Troubleshooting Compliance job performance issues


A TrueSight Server Automation Compliance Job is running slower than expected, or timing out, against one or more Target Servers.

This topic helps the reader to locate and review the appropriate log files to determine why the Compliance job is running slowly and either identify and resolve the issue or create a BMC Customer Support case.

Issue symptoms

  • A TrueSight Server Automation Compliance Job is running slower than expected against one or more Target Servers with errors.
  • The Compliance Job may also be encountering a JOB_TIMEOUT or a JOB_PART_TIMEOUT due to the longer than expected run time.

Issue scope

The issue may be related to specific Target Servers, specific rules or may be an overall Compliance Job performance issue.

Diagnosing and reporting an issue

Task

Action

Steps

Reference

1

Understand the problem scope.

  • Is this Compliance Job using a custom (customer-created) Component Template or BMC-provided Component Template?
  • If the Component Template is BMC-provided content, what is the name and version of the Component Template?(refer to screenshot on the right for details on how to determine the Template name and version) For example,
    CIS Windows 2019 (Version 1.1.0)
    CIS - Red Hat Enterprise Linux 8 (Version 1.0.0)
    PCI Data Security Standard v3 - Windows Server 2016 (Version 3.2.1)
    PCI Data Security Standard v3 - Red Hat Enterprise Linux 7 (Version 3.2.1)
  • Is the Compliance Job performing Auto-Discovery or was a previous Component Discovery Job run?
  • What Compliance Job rule(s) are running slower than expected?
  • What is the Operating System vendor and version of the Target Servers?

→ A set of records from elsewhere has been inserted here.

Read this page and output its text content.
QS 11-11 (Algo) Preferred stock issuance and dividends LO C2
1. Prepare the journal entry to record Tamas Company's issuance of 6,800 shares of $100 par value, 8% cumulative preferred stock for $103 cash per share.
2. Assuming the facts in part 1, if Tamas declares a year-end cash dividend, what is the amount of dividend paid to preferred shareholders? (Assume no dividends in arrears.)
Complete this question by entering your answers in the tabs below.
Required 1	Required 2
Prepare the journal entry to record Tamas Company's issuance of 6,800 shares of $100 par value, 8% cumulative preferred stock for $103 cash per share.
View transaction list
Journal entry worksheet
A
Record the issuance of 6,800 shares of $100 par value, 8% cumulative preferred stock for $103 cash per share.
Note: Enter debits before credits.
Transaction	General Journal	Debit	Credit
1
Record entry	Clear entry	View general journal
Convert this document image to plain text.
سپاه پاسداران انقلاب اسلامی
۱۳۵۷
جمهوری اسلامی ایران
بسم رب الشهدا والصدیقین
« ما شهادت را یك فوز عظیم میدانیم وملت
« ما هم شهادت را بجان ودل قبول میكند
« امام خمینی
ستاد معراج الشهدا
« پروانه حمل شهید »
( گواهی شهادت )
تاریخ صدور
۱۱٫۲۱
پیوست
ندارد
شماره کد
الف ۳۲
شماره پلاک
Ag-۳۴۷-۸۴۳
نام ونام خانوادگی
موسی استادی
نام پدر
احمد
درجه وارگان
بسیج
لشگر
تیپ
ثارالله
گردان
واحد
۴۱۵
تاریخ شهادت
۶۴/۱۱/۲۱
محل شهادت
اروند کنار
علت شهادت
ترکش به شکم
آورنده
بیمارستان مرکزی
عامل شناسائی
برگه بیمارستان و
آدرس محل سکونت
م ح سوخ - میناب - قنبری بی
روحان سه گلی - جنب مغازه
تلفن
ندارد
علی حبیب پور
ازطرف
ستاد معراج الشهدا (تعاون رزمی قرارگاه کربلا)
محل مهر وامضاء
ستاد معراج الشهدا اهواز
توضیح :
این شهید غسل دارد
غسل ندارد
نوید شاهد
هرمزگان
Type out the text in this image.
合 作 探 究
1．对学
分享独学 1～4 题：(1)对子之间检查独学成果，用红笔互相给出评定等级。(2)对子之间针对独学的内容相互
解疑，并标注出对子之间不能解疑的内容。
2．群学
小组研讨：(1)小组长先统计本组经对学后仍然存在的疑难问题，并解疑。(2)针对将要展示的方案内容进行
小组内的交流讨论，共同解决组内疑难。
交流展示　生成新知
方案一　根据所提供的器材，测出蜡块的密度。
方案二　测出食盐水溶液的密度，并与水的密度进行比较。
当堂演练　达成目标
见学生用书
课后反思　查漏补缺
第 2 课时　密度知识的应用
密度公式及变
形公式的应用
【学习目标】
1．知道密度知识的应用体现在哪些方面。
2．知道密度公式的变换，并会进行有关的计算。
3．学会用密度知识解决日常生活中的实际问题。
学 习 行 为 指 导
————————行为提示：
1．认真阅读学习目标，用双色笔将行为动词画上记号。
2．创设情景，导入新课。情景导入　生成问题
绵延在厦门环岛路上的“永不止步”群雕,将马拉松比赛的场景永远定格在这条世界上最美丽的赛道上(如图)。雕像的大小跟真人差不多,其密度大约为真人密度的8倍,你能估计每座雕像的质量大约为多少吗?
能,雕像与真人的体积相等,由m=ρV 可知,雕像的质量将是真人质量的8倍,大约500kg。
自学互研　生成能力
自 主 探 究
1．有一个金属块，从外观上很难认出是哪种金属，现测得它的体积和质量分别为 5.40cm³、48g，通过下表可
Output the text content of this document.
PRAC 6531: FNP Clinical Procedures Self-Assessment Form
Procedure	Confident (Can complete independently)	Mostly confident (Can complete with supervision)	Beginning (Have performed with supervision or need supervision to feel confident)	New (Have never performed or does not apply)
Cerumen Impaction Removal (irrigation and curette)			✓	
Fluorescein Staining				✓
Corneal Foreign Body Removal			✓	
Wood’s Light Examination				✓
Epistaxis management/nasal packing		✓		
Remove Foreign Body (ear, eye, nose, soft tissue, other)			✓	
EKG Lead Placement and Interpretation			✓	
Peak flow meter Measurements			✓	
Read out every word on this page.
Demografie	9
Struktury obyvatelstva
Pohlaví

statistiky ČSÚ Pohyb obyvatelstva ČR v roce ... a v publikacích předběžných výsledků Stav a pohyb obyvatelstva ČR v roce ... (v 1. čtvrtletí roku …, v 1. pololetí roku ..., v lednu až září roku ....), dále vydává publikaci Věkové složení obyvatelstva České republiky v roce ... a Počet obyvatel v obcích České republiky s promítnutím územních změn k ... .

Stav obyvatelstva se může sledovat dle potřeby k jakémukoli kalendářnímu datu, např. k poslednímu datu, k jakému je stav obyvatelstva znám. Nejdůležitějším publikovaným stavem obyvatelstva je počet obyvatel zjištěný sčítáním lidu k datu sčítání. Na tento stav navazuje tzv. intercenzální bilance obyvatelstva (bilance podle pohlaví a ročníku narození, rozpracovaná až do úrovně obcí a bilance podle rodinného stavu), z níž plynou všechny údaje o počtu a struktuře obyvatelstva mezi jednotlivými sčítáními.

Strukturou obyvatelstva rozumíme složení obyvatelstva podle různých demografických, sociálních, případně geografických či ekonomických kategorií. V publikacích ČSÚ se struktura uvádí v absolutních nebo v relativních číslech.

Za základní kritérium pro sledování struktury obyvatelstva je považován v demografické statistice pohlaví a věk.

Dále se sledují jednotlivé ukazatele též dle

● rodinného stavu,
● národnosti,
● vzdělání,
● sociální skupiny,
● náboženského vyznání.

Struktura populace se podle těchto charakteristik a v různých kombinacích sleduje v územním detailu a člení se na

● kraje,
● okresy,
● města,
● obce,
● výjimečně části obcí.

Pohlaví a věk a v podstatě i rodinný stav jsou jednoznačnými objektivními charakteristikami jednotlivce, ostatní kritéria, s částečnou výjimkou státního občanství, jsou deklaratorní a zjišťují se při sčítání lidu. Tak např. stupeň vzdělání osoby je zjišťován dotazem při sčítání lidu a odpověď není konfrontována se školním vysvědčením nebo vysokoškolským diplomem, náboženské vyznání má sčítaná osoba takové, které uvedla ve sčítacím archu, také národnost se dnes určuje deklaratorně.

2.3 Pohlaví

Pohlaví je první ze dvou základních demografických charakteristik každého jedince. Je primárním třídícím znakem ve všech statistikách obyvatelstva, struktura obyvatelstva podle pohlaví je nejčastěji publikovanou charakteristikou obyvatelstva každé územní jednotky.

For example, MS Windows 2016, RHEL 7 and so on.
  • How many total Target Servers is the Compliance Job running against?
  • What is the job parallelism set to?
  • Are the performance issues happening against all the Target Servers or a subset of the Target Servers?
    • If a subset, how many affected Target Servers?
    • What are the names of some of the affected Target Servers?
  • What is the version of the TSSA Application Server?
  • What are the versions of the affected RSCD Agents?
  • Is the database Oracle or SQL Server?
  • Is the performance problem intermittent, occurring only on some runs, or consistent?
  • Does the Compliance Job have a JOB_TIMEOUT and/or JOB_PART_TIMEOUT property value defined? If so, what are the values for each?

Template name and version details:

Teamplate_version_identifier.png



2

Review Component Template for unnecessary template parts.

During a Compliance Job run, the following order of events occur:

1) All Template Parts are first collected from the Target.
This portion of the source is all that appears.